Method: “Squeeze a portion of the lemon into the tumbler, which should be a quarter full of ice, and rub the lemon on the rim of the glass. Stir with a spoon…. In the manufacture of fixes and sours a small bar-glass or ordinary tumbler is employed.”

ABG note: wine glasses were really freaking tiny back in the day, right?

So, basically the barkeep was mixing up impromptu simple syrup with just a bit more than equal portion of citrus. And sours can be made with brandy, gin, amaretto, rum, applejack [The New Jersey Sour], just about any liquor, although the New York Sour was traditionally made with rye. In making homemade sour mix, I’ve found that the ratio of simple syrup to citrus is just about right at two parts syrup to three parts citrus.
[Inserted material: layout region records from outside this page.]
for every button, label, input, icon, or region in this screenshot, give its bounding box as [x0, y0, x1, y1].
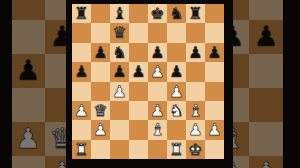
square-b2: ♟ — [91, 120, 110, 139]
square-b1 — [91, 140, 110, 159]
square-g1: ♚ — [186, 140, 205, 159]
square-c5: ♟ — [110, 62, 129, 81]
white-pawn: ♟ — [148, 62, 167, 81]
square-f3: ♞ — [167, 101, 186, 120]
square-g8: ♜ — [186, 4, 205, 23]
video-frame[interactable]: ♜♝♚♞♜♛♟♞♟♟♟♟♟♟♟♟♟♟♟♛♟♞♝♟♝♟♟♜♜♚ ♜♝♚♞♜♛♟♞♟… — [0, 0, 300, 168]
black-pawn: ♟ — [148, 43, 167, 62]
black-pawn: ♟ — [110, 62, 129, 81]
square-c7: ♛ — [110, 23, 129, 42]
black-queen: ♛ — [110, 23, 129, 42]
square-f5: ♟ — [167, 62, 186, 81]
square-d4 — [129, 82, 148, 101]
black-pawn: ♟ — [167, 62, 186, 81]
square-f6 — [167, 43, 186, 62]
square-e1 — [148, 140, 167, 159]
square-h2: ♟ — [205, 120, 224, 139]
white-knight: ♞ — [167, 101, 186, 120]
letterbox-left — [0, 0, 12, 168]
square-g4 — [186, 82, 205, 101]
black-knight: ♞ — [167, 4, 186, 23]
square-a7 — [72, 23, 91, 42]
square-a4 — [72, 82, 91, 101]
square-a5: ♟ — [72, 62, 91, 81]
letterbox-right — [284, 0, 300, 168]
square-c1 — [110, 140, 129, 159]
square-d7 — [129, 23, 148, 42]
white-bishop: ♝ — [186, 101, 205, 120]
white-pawn: ♟ — [167, 82, 186, 101]
square-e2: ♝ — [148, 120, 167, 139]
square-a6 — [72, 43, 91, 62]
square-g3: ♝ — [186, 101, 205, 120]
square-c2 — [110, 120, 129, 139]
square-d3 — [129, 101, 148, 120]
black-rook: ♜ — [72, 4, 91, 23]
square-d2 — [129, 120, 148, 139]
square-f7 — [167, 23, 186, 42]
black-bishop: ♝ — [110, 4, 129, 23]
black-pawn: ♟ — [72, 62, 91, 81]
square-d6 — [129, 43, 148, 62]
square-d1 — [129, 140, 148, 159]
white-pawn: ♟ — [148, 101, 167, 120]
white-rook: ♜ — [167, 140, 186, 159]
square-g7 — [186, 23, 205, 42]
white-queen: ♛ — [91, 101, 110, 120]
black-pawn: ♟ — [205, 43, 224, 62]
square-e8: ♚ — [148, 4, 167, 23]
square-h5 — [205, 62, 224, 81]
white-pawn: ♟ — [72, 101, 91, 120]
square-d8 — [129, 4, 148, 23]
square-d5: ♟ — [129, 62, 148, 81]
white-pawn: ♟ — [186, 120, 205, 139]
square-h8 — [205, 4, 224, 23]
square-c3 — [110, 101, 129, 120]
white-pawn: ♟ — [91, 120, 110, 139]
square-h4 — [205, 82, 224, 101]
square-a2 — [72, 120, 91, 139]
square-h1 — [205, 140, 224, 159]
square-c4: ♟ — [110, 82, 129, 101]
square-a3: ♟ — [72, 101, 91, 120]
white-king: ♚ — [186, 140, 205, 159]
square-b7 — [91, 23, 110, 42]
square-g2: ♟ — [186, 120, 205, 139]
square-f1: ♜ — [167, 140, 186, 159]
square-f2 — [167, 120, 186, 139]
black-rook: ♜ — [186, 4, 205, 23]
square-g5 — [186, 62, 205, 81]
black-knight: ♞ — [110, 43, 129, 62]
square-e6: ♟ — [148, 43, 167, 62]
square-a1: ♜ — [72, 140, 91, 159]
black-pawn: ♟ — [129, 62, 148, 81]
square-b6: ♟ — [91, 43, 110, 62]
square-b8 — [91, 4, 110, 23]
square-f4: ♟ — [167, 82, 186, 101]
square-e5: ♟ — [148, 62, 167, 81]
square-b5 — [91, 62, 110, 81]
square-e4 — [148, 82, 167, 101]
white-bishop: ♝ — [148, 120, 167, 139]
square-b3: ♛ — [91, 101, 110, 120]
white-rook: ♜ — [72, 140, 91, 159]
square-h6: ♟ — [205, 43, 224, 62]
chess-board: ♜♝♚♞♜♛♟♞♟♟♟♟♟♟♟♟♟♟♟♛♟♞♝♟♝♟♟♜♜♚ — [72, 4, 224, 159]
square-c6: ♞ — [110, 43, 129, 62]
square-a8: ♜ — [72, 4, 91, 23]
board-frame: ♜♝♚♞♜♛♟♞♟♟♟♟♟♟♟♟♟♟♟♛♟♞♝♟♝♟♟♜♜♚ — [66, 0, 233, 168]
square-h3 — [205, 101, 224, 120]
white-pawn: ♟ — [110, 82, 129, 101]
square-c8: ♝ — [110, 4, 129, 23]
square-g6: ♟ — [186, 43, 205, 62]
square-h7 — [205, 23, 224, 42]
square-e3: ♟ — [148, 101, 167, 120]
black-pawn: ♟ — [91, 43, 110, 62]
black-pawn: ♟ — [186, 43, 205, 62]
square-b4 — [91, 82, 110, 101]
black-king: ♚ — [148, 4, 167, 23]
square-f8: ♞ — [167, 4, 186, 23]
square-e7 — [148, 23, 167, 42]
white-pawn: ♟ — [205, 120, 224, 139]
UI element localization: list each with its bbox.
As noted before when making drinks in the ‘sours’ category, a little pinch of salt gives a great tart pinch to cocktails.

 *Homemade Sour Mix: makes about 2 ½  cups [about 20 oz.] of sour mix for 10-12 cocktails.

Here’s my super-basic recipe for homemade sour mix. Really, the ratios depend on what kind of citrus I’ve got on hand, and what I’m mixing with. More lemon goes great with whiskey, more lime with tequila. I’ve made great sour mix using grapefruit and lemon for amaretto sours. I’m sure you know the trick about microwaving citrus for 10+ seconds and rolling it to extract the most juice, ’cause you are a bar god/goddess. Own it!sourMix

Make a simple syrup with 1 cup boiling water mixed with 1 cup sugar. Stir to dissolve, and let cool to room temp. Meanwhile, juice 1 generous cup freshly squeezed lemon juice [4-5 large juicy lemons], and 1/2 cup juice from fresh-squeezed limes [4 limes].  Or, whatever ratio of citrus you like that gets you 2 parts simple syrup to 3 parts citrus juice. Strain the citrus through a fine mesh strainer to remove seeds and pulp. Mix citrus and syrup together [I like shaking & storing it in a quart mason jar], and it will keep in the fridge for weeks.

New York Sour

The great thing about mixing drinks at home [especially in Utah], is that you can mix them to YOUR taste, not to the letter o’ the state liquor law. So, fair warning, this drink is a bit stiffer than the one you’ll be served at a bar in the Beehive state. The egg white is totally optional – I’ve got fresh eggs coming out the wahzoo from my backyard hens so I’m not worried about cooties—it just gives the drink a little more velvety body and helps the wine “float.” If I’m making drinks for a crowd I leave the egg out ‘cause it’s a total pain in the ass to crack all of ‘em perfectly and you don’t want ANY yolk ending up in your drink [yellow strings of egg = gross].

2 oz. rye whiskey

1.5 -2.0 oz. homemade sour mix*

0.5 oz. Disaronno [or amaretto liqueur]

1 egg white [optional]

Tiny pinch of sea salt

0.5 oz. rich fruity red wine [like Bordeaux]

New York Sour

New York Sour

Add all ingredients except the wine to a cocktail shaker filled with ice. Shake like crazy. Strain into a highball glass or tumbler filled with fresh ice. Pour wine slowly over the back of a spoon to “float” on top of the cocktail.

 ** In case you are color blind, never go to the ‘seasonal’ aisle in the store, or don’t have a calendar, I’ll remind you that Valentine’s Day is THIS Friday, y’all. It’s hard to believe, but it was just about this time last year that I’d started this here blog [I know! A year!], and posted a rant on why y’all should avoid restaurants for V-day, and might choose to make “Oh, You Sexy Beets!” Dirty Martinis at home, instead. It’s a tougher sell this year, since a Friday or Saturday holiday doesn’t get the middle-of-the-week buy-out. Sucks to be you. I also recently posted a blog over at my other gig at cityhomeCOLLECTIVE about Chocolate-centric stuff you can do all this month in the SLC. Why save the romance for one day?